Who actually can be called creative? From a psychological point of view, a creative person is a personality with novelty. But novelty is not just a matter of saying no to the establishment or doing and behaving differently from what is prescribed by society. What is more, the extend to which something is novel must go beyond the common range of experience or frame of reference. So comes the second criteria, adaptability.
This means that the courage to say no or to behave differently must be accompanied by an awareness and a competence to demonstrate that the aforementioned method would serve to solve the problems of many people. But the competence to solve social problems needs to be executed in an elegant, aesthetic way. And this is the third criterion. In other words, a complicated problem can be conveyed with simplicity, whereas an apparently simple matter can actually entail a complex issue.

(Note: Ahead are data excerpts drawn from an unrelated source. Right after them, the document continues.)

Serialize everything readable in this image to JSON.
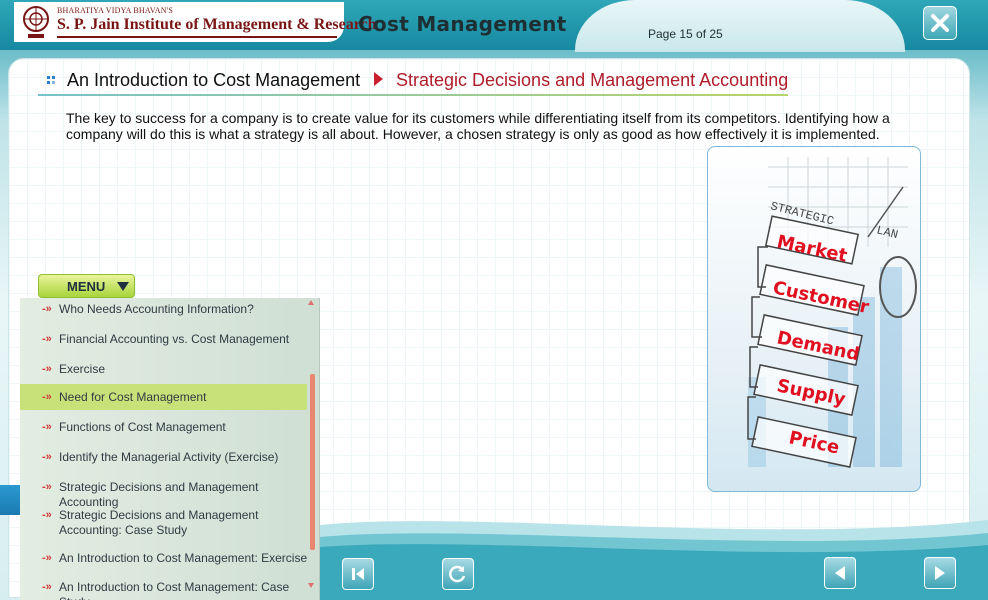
{
  "header": {
    "logo_small": "BHARATIYA VIDYA BHAVAN'S",
    "logo_main": "S. P. Jain Institute of Management & Research",
    "course_title": "Cost Management",
    "page_label": "Page  15 of 25"
  },
  "breadcrumb": {
    "main": "An Introduction to Cost Management",
    "sub": "Strategic Decisions and Management Accounting"
  },
  "content": {
    "paragraph": "The key to success for a company is to create value for its customers while differentiating itself from its competitors. Identifying how a company will do this is what a strategy is all about. However, a chosen strategy is only as good as how effectively it is implemented."
  },
  "illustration": {
    "header_text": "STRATEGIC",
    "header_text_2": "LAN",
    "boxes": [
      "Market",
      "Customer",
      "Demand",
      "Supply",
      "Price"
    ]
  },
  "menu": {
    "button_label": "MENU",
    "items": [
      {
        "label": "Who Needs Accounting Information?",
        "active": false
      },
      {
        "label": "Financial Accounting vs. Cost Management",
        "active": false
      },
      {
        "label": "Exercise",
        "active": false
      },
      {
        "label": "Need for Cost Management",
        "active": true
      },
      {
        "label": "Functions of Cost Management",
        "active": false
      },
      {
        "label": "Identify the Managerial Activity (Exercise)",
        "active": false
      },
      {
        "label": "Strategic Decisions and Management Accounting",
        "active": false
      },
      {
        "label": "Strategic Decisions and Management Accounting: Case Study",
        "active": false
      },
      {
        "label": "An Introduction to Cost Management: Exercise",
        "active": false
      },
      {
        "label": "An Introduction to Cost Management: Case Study",
        "active": false
      }
    ],
    "item_icon": "double-chevron-right-icon"
  },
  "nav": {
    "back_icon": "skip-back-icon",
    "replay_icon": "replay-icon",
    "prev_icon": "prev-arrow-icon",
    "next_icon": "next-arrow-icon",
    "close_icon": "close-icon"
  },
  "colors": {
    "accent_teal": "#1689a0",
    "breadcrumb_red": "#b01c2a",
    "menu_green": "#a8d43c",
    "active_item": "#c8e27a",
    "illustration_red": "#e01020"
  }
}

And finally someone can be dubbed creative if he or she by his or her new method creates new conditions of human existence. In order to do this, it must transcend or transform the generally accepted experience of man by introducing new principles that defy tradition and radically change man's view of things.

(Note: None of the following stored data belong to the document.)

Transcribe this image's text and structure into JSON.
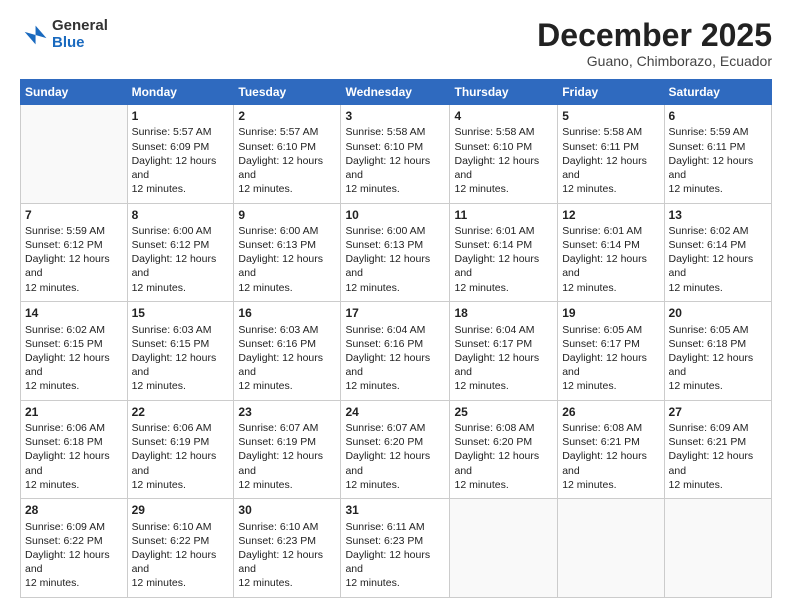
{
  "header": {
    "logo": {
      "general": "General",
      "blue": "Blue"
    },
    "title": "December 2025",
    "subtitle": "Guano, Chimborazo, Ecuador"
  },
  "days": [
    "Sunday",
    "Monday",
    "Tuesday",
    "Wednesday",
    "Thursday",
    "Friday",
    "Saturday"
  ],
  "weeks": [
    [
      {
        "day": "",
        "sunrise": "",
        "sunset": "",
        "daylight": ""
      },
      {
        "day": "1",
        "sunrise": "Sunrise: 5:57 AM",
        "sunset": "Sunset: 6:09 PM",
        "daylight": "Daylight: 12 hours and 12 minutes."
      },
      {
        "day": "2",
        "sunrise": "Sunrise: 5:57 AM",
        "sunset": "Sunset: 6:10 PM",
        "daylight": "Daylight: 12 hours and 12 minutes."
      },
      {
        "day": "3",
        "sunrise": "Sunrise: 5:58 AM",
        "sunset": "Sunset: 6:10 PM",
        "daylight": "Daylight: 12 hours and 12 minutes."
      },
      {
        "day": "4",
        "sunrise": "Sunrise: 5:58 AM",
        "sunset": "Sunset: 6:10 PM",
        "daylight": "Daylight: 12 hours and 12 minutes."
      },
      {
        "day": "5",
        "sunrise": "Sunrise: 5:58 AM",
        "sunset": "Sunset: 6:11 PM",
        "daylight": "Daylight: 12 hours and 12 minutes."
      },
      {
        "day": "6",
        "sunrise": "Sunrise: 5:59 AM",
        "sunset": "Sunset: 6:11 PM",
        "daylight": "Daylight: 12 hours and 12 minutes."
      }
    ],
    [
      {
        "day": "7",
        "sunrise": "Sunrise: 5:59 AM",
        "sunset": "Sunset: 6:12 PM",
        "daylight": "Daylight: 12 hours and 12 minutes."
      },
      {
        "day": "8",
        "sunrise": "Sunrise: 6:00 AM",
        "sunset": "Sunset: 6:12 PM",
        "daylight": "Daylight: 12 hours and 12 minutes."
      },
      {
        "day": "9",
        "sunrise": "Sunrise: 6:00 AM",
        "sunset": "Sunset: 6:13 PM",
        "daylight": "Daylight: 12 hours and 12 minutes."
      },
      {
        "day": "10",
        "sunrise": "Sunrise: 6:00 AM",
        "sunset": "Sunset: 6:13 PM",
        "daylight": "Daylight: 12 hours and 12 minutes."
      },
      {
        "day": "11",
        "sunrise": "Sunrise: 6:01 AM",
        "sunset": "Sunset: 6:14 PM",
        "daylight": "Daylight: 12 hours and 12 minutes."
      },
      {
        "day": "12",
        "sunrise": "Sunrise: 6:01 AM",
        "sunset": "Sunset: 6:14 PM",
        "daylight": "Daylight: 12 hours and 12 minutes."
      },
      {
        "day": "13",
        "sunrise": "Sunrise: 6:02 AM",
        "sunset": "Sunset: 6:14 PM",
        "daylight": "Daylight: 12 hours and 12 minutes."
      }
    ],
    [
      {
        "day": "14",
        "sunrise": "Sunrise: 6:02 AM",
        "sunset": "Sunset: 6:15 PM",
        "daylight": "Daylight: 12 hours and 12 minutes."
      },
      {
        "day": "15",
        "sunrise": "Sunrise: 6:03 AM",
        "sunset": "Sunset: 6:15 PM",
        "daylight": "Daylight: 12 hours and 12 minutes."
      },
      {
        "day": "16",
        "sunrise": "Sunrise: 6:03 AM",
        "sunset": "Sunset: 6:16 PM",
        "daylight": "Daylight: 12 hours and 12 minutes."
      },
      {
        "day": "17",
        "sunrise": "Sunrise: 6:04 AM",
        "sunset": "Sunset: 6:16 PM",
        "daylight": "Daylight: 12 hours and 12 minutes."
      },
      {
        "day": "18",
        "sunrise": "Sunrise: 6:04 AM",
        "sunset": "Sunset: 6:17 PM",
        "daylight": "Daylight: 12 hours and 12 minutes."
      },
      {
        "day": "19",
        "sunrise": "Sunrise: 6:05 AM",
        "sunset": "Sunset: 6:17 PM",
        "daylight": "Daylight: 12 hours and 12 minutes."
      },
      {
        "day": "20",
        "sunrise": "Sunrise: 6:05 AM",
        "sunset": "Sunset: 6:18 PM",
        "daylight": "Daylight: 12 hours and 12 minutes."
      }
    ],
    [
      {
        "day": "21",
        "sunrise": "Sunrise: 6:06 AM",
        "sunset": "Sunset: 6:18 PM",
        "daylight": "Daylight: 12 hours and 12 minutes."
      },
      {
        "day": "22",
        "sunrise": "Sunrise: 6:06 AM",
        "sunset": "Sunset: 6:19 PM",
        "daylight": "Daylight: 12 hours and 12 minutes."
      },
      {
        "day": "23",
        "sunrise": "Sunrise: 6:07 AM",
        "sunset": "Sunset: 6:19 PM",
        "daylight": "Daylight: 12 hours and 12 minutes."
      },
      {
        "day": "24",
        "sunrise": "Sunrise: 6:07 AM",
        "sunset": "Sunset: 6:20 PM",
        "daylight": "Daylight: 12 hours and 12 minutes."
      },
      {
        "day": "25",
        "sunrise": "Sunrise: 6:08 AM",
        "sunset": "Sunset: 6:20 PM",
        "daylight": "Daylight: 12 hours and 12 minutes."
      },
      {
        "day": "26",
        "sunrise": "Sunrise: 6:08 AM",
        "sunset": "Sunset: 6:21 PM",
        "daylight": "Daylight: 12 hours and 12 minutes."
      },
      {
        "day": "27",
        "sunrise": "Sunrise: 6:09 AM",
        "sunset": "Sunset: 6:21 PM",
        "daylight": "Daylight: 12 hours and 12 minutes."
      }
    ],
    [
      {
        "day": "28",
        "sunrise": "Sunrise: 6:09 AM",
        "sunset": "Sunset: 6:22 PM",
        "daylight": "Daylight: 12 hours and 12 minutes."
      },
      {
        "day": "29",
        "sunrise": "Sunrise: 6:10 AM",
        "sunset": "Sunset: 6:22 PM",
        "daylight": "Daylight: 12 hours and 12 minutes."
      },
      {
        "day": "30",
        "sunrise": "Sunrise: 6:10 AM",
        "sunset": "Sunset: 6:23 PM",
        "daylight": "Daylight: 12 hours and 12 minutes."
      },
      {
        "day": "31",
        "sunrise": "Sunrise: 6:11 AM",
        "sunset": "Sunset: 6:23 PM",
        "daylight": "Daylight: 12 hours and 12 minutes."
      },
      {
        "day": "",
        "sunrise": "",
        "sunset": "",
        "daylight": ""
      },
      {
        "day": "",
        "sunrise": "",
        "sunset": "",
        "daylight": ""
      },
      {
        "day": "",
        "sunrise": "",
        "sunset": "",
        "daylight": ""
      }
    ]
  ]
}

One may immediately ask whether the ongoing political exuberance is a manifestation of creativity. And whether it benefits our education system. On first impression it appears to meet the first criterion insofar as it reveals a lot of drawbacks and weaknesses of the past system while giving a lot of promises of a brighter future. But does it serve to solve the problems of people? While it takes time to fulfill promises (which very often go unfulfilled), the habit of promising political and economic reform is nothing but a repetition of the habit of the past regime. As such, without going through to the next two criteria, we can say that the current political phenomenon fails to be creative and does not contribute to the enrichment of the education system.
Politics, therefore, owes two things to education. First, its present hailed condition was born under the midwifery of the academic domain. Politics has given back nothing in return. Second, the academic world has yielded to political importance. The educational domain may have fallen into conformity, but this inevitable conformist attitude was adopted to safeguard the perpetuation of institutions for civilization.
The acknowledgment by politics has been only in the form of promises. By paving the way for the emergence of a new condition for human existence, in an elegant manner (without mobilizing military power, say through a conspiracy), through a mode never thought of before (mass and organized demonstrations), with the ultimate goal being the betterment of the whole country, the educational world has proven creative.
But by spurting out promises, the political domain has proven to be a conformist with the previous government, not for the sake of sustaining a civilized nation but out of an inability to be creative.
The writer is a social sciences lecturer at Widya Mandira Catholic University, in Kupang, East Nusa Tenggara.